“Pot Holder”, initialed N. D.
American, 18th century
Colonial Americans embraced the drinking and serving of tea and coffee in a social setting throughout the middle of the 18th century, and many accessories related to this custom became equally popular. Needleworkers fashioned decorative pot holders which would appear on the tea table along with silver teapots and ceramic salt glazed sugar bowls. Susan B. Swan in Plain and Fancy: American Women and Needlework, 1650-1850 (Winterthur Museum, 1977), discusses this form and illustrates two examples of pot holders in figures 59 and 85. Swan states that these decorated pot holders are very thin and were probably meant for show rather than protection.

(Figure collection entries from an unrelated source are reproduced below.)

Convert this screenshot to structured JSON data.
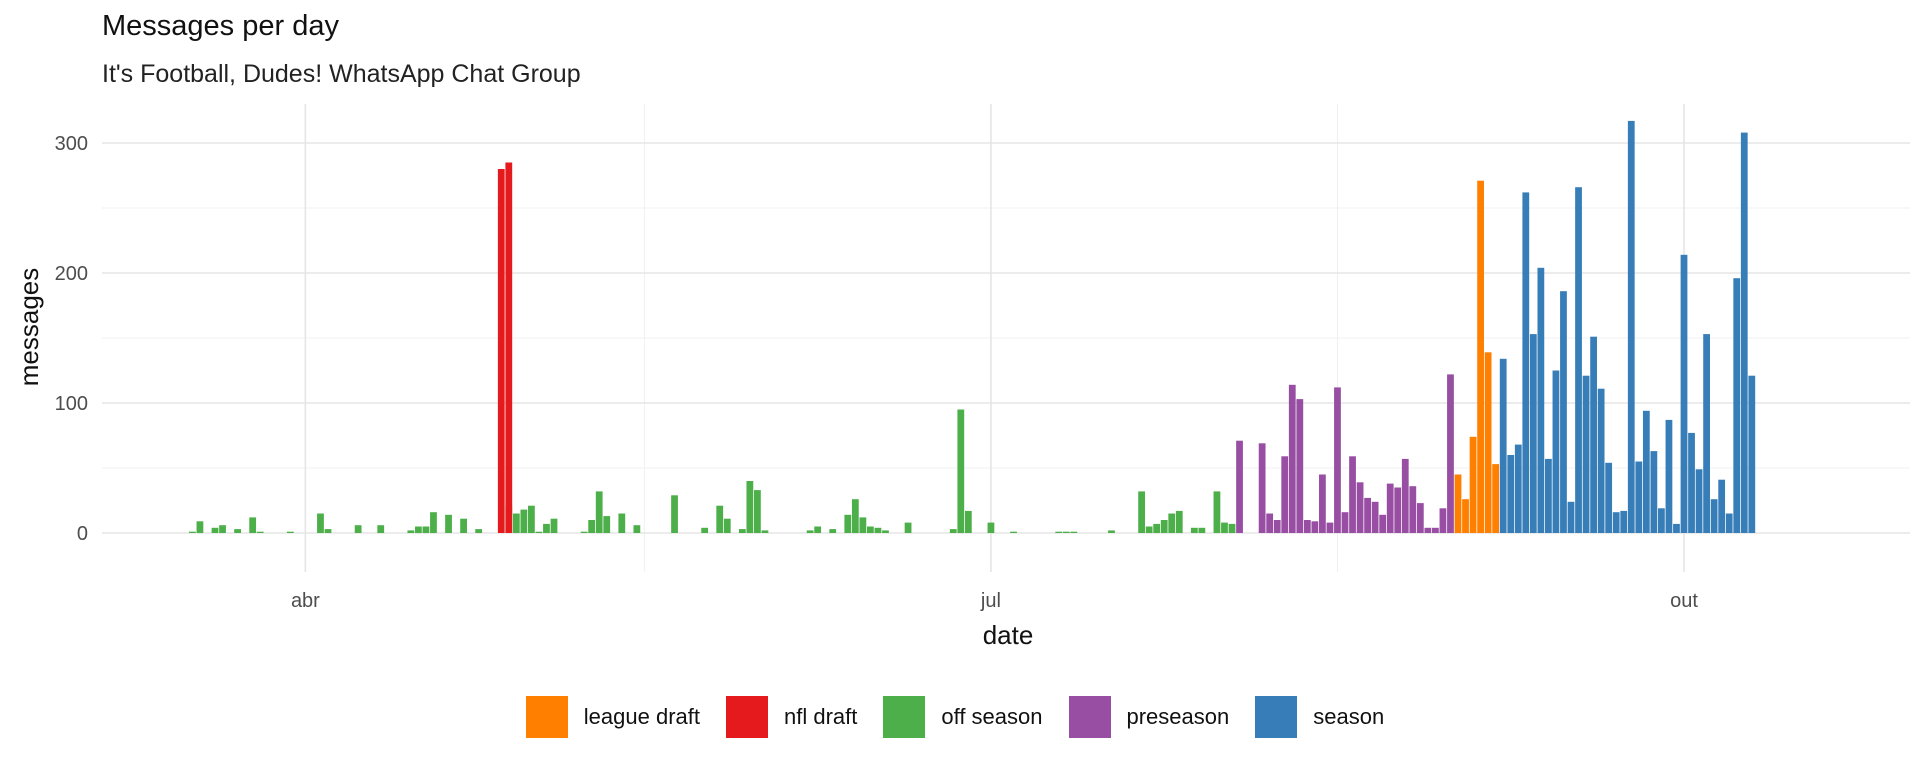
{
  "chart_data": {
    "type": "bar",
    "title": "Messages per day",
    "subtitle": "It's Football, Dudes! WhatsApp Chat Group",
    "xlabel": "date",
    "ylabel": "messages",
    "x_ticks": [
      {
        "date": "2023-04-01",
        "label": "abr"
      },
      {
        "date": "2023-07-01",
        "label": "jul"
      },
      {
        "date": "2023-10-01",
        "label": "out"
      }
    ],
    "x_minor_dates": [
      "2023-05-16",
      "2023-08-16"
    ],
    "xlim": [
      "2023-03-05",
      "2023-10-31"
    ],
    "ylim": [
      -30,
      330
    ],
    "y_ticks": [
      0,
      100,
      200,
      300
    ],
    "y_minor": [
      50,
      150,
      250
    ],
    "grid": true,
    "legend_position": "bottom",
    "legend": [
      {
        "category": "league draft",
        "color": "#FF7F00"
      },
      {
        "category": "nfl draft",
        "color": "#E41A1C"
      },
      {
        "category": "off season",
        "color": "#4DAF4A"
      },
      {
        "category": "preseason",
        "color": "#984EA3"
      },
      {
        "category": "season",
        "color": "#377EB8"
      }
    ],
    "series": [
      {
        "category": "off season",
        "points": [
          [
            "2023-03-17",
            1
          ],
          [
            "2023-03-18",
            9
          ],
          [
            "2023-03-20",
            4
          ],
          [
            "2023-03-21",
            6
          ],
          [
            "2023-03-23",
            3
          ],
          [
            "2023-03-25",
            12
          ],
          [
            "2023-03-26",
            1
          ],
          [
            "2023-03-30",
            1
          ],
          [
            "2023-04-03",
            15
          ],
          [
            "2023-04-04",
            3
          ],
          [
            "2023-04-08",
            6
          ],
          [
            "2023-04-11",
            6
          ],
          [
            "2023-04-15",
            2
          ],
          [
            "2023-04-16",
            5
          ],
          [
            "2023-04-17",
            5
          ],
          [
            "2023-04-18",
            16
          ],
          [
            "2023-04-20",
            14
          ],
          [
            "2023-04-22",
            11
          ],
          [
            "2023-04-24",
            3
          ],
          [
            "2023-04-28",
            21
          ],
          [
            "2023-04-29",
            15
          ],
          [
            "2023-04-30",
            18
          ],
          [
            "2023-05-01",
            21
          ],
          [
            "2023-05-02",
            1
          ],
          [
            "2023-05-03",
            7
          ],
          [
            "2023-05-04",
            11
          ],
          [
            "2023-05-08",
            1
          ],
          [
            "2023-05-09",
            10
          ],
          [
            "2023-05-10",
            32
          ],
          [
            "2023-05-11",
            13
          ],
          [
            "2023-05-13",
            15
          ],
          [
            "2023-05-15",
            6
          ],
          [
            "2023-05-20",
            29
          ],
          [
            "2023-05-24",
            4
          ],
          [
            "2023-05-26",
            21
          ],
          [
            "2023-05-27",
            11
          ],
          [
            "2023-05-29",
            3
          ],
          [
            "2023-05-30",
            40
          ],
          [
            "2023-05-31",
            33
          ],
          [
            "2023-06-01",
            2
          ],
          [
            "2023-06-07",
            2
          ],
          [
            "2023-06-08",
            5
          ],
          [
            "2023-06-10",
            3
          ],
          [
            "2023-06-12",
            14
          ],
          [
            "2023-06-13",
            26
          ],
          [
            "2023-06-14",
            12
          ],
          [
            "2023-06-15",
            5
          ],
          [
            "2023-06-16",
            4
          ],
          [
            "2023-06-17",
            2
          ],
          [
            "2023-06-20",
            8
          ],
          [
            "2023-06-26",
            3
          ],
          [
            "2023-06-27",
            95
          ],
          [
            "2023-06-28",
            17
          ],
          [
            "2023-07-01",
            8
          ],
          [
            "2023-07-04",
            1
          ],
          [
            "2023-07-10",
            1
          ],
          [
            "2023-07-11",
            1
          ],
          [
            "2023-07-12",
            1
          ],
          [
            "2023-07-17",
            2
          ],
          [
            "2023-07-21",
            32
          ],
          [
            "2023-07-22",
            5
          ],
          [
            "2023-07-23",
            7
          ],
          [
            "2023-07-24",
            10
          ],
          [
            "2023-07-25",
            15
          ],
          [
            "2023-07-26",
            17
          ],
          [
            "2023-07-28",
            4
          ],
          [
            "2023-07-29",
            4
          ],
          [
            "2023-07-31",
            32
          ],
          [
            "2023-08-01",
            8
          ],
          [
            "2023-08-02",
            7
          ]
        ]
      },
      {
        "category": "nfl draft",
        "points": [
          [
            "2023-04-27",
            280
          ],
          [
            "2023-04-28",
            285
          ]
        ]
      },
      {
        "category": "preseason",
        "points": [
          [
            "2023-08-03",
            71
          ],
          [
            "2023-08-06",
            69
          ],
          [
            "2023-08-07",
            15
          ],
          [
            "2023-08-08",
            10
          ],
          [
            "2023-08-09",
            59
          ],
          [
            "2023-08-10",
            114
          ],
          [
            "2023-08-11",
            103
          ],
          [
            "2023-08-12",
            10
          ],
          [
            "2023-08-13",
            9
          ],
          [
            "2023-08-14",
            45
          ],
          [
            "2023-08-15",
            8
          ],
          [
            "2023-08-16",
            112
          ],
          [
            "2023-08-17",
            16
          ],
          [
            "2023-08-18",
            59
          ],
          [
            "2023-08-19",
            39
          ],
          [
            "2023-08-20",
            27
          ],
          [
            "2023-08-21",
            24
          ],
          [
            "2023-08-22",
            14
          ],
          [
            "2023-08-23",
            38
          ],
          [
            "2023-08-24",
            35
          ],
          [
            "2023-08-25",
            57
          ],
          [
            "2023-08-26",
            36
          ],
          [
            "2023-08-27",
            23
          ],
          [
            "2023-08-28",
            4
          ],
          [
            "2023-08-29",
            4
          ],
          [
            "2023-08-30",
            19
          ],
          [
            "2023-08-31",
            122
          ]
        ]
      },
      {
        "category": "league draft",
        "points": [
          [
            "2023-09-01",
            45
          ],
          [
            "2023-09-02",
            26
          ],
          [
            "2023-09-03",
            74
          ],
          [
            "2023-09-04",
            271
          ],
          [
            "2023-09-05",
            139
          ],
          [
            "2023-09-06",
            53
          ]
        ]
      },
      {
        "category": "season",
        "points": [
          [
            "2023-09-07",
            134
          ],
          [
            "2023-09-08",
            60
          ],
          [
            "2023-09-09",
            68
          ],
          [
            "2023-09-10",
            262
          ],
          [
            "2023-09-11",
            153
          ],
          [
            "2023-09-12",
            204
          ],
          [
            "2023-09-13",
            57
          ],
          [
            "2023-09-14",
            125
          ],
          [
            "2023-09-15",
            186
          ],
          [
            "2023-09-16",
            24
          ],
          [
            "2023-09-17",
            266
          ],
          [
            "2023-09-18",
            121
          ],
          [
            "2023-09-19",
            151
          ],
          [
            "2023-09-20",
            111
          ],
          [
            "2023-09-21",
            54
          ],
          [
            "2023-09-22",
            16
          ],
          [
            "2023-09-23",
            17
          ],
          [
            "2023-09-24",
            317
          ],
          [
            "2023-09-25",
            55
          ],
          [
            "2023-09-26",
            94
          ],
          [
            "2023-09-27",
            63
          ],
          [
            "2023-09-28",
            19
          ],
          [
            "2023-09-29",
            87
          ],
          [
            "2023-09-30",
            7
          ],
          [
            "2023-10-01",
            214
          ],
          [
            "2023-10-02",
            77
          ],
          [
            "2023-10-03",
            49
          ],
          [
            "2023-10-04",
            153
          ],
          [
            "2023-10-05",
            26
          ],
          [
            "2023-10-06",
            41
          ],
          [
            "2023-10-07",
            15
          ],
          [
            "2023-10-08",
            196
          ],
          [
            "2023-10-09",
            308
          ],
          [
            "2023-10-10",
            121
          ]
        ]
      }
    ]
  }
}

We are pleased to offer this fine and beautifully made example of this very rare form. It is initialed N.D. and was worked circa 1770. This pot holder is illustrated in a book published in 1940 and again in 1963 by Crown Publishing, Inc., entitled, Homespun and Blue: A Study of American Crewel Embroidery by Martha Genung Stearns, as figure 23. The book accompanies the pot holder.
The crewel wool embroidery was gracefully designed and executed and it retains its original binding, a printed fabric of the period. The reverse is plain linen (see photo taken prior to mounting). It is in excellent condition and has been conservation mounted into a late 19th century frame.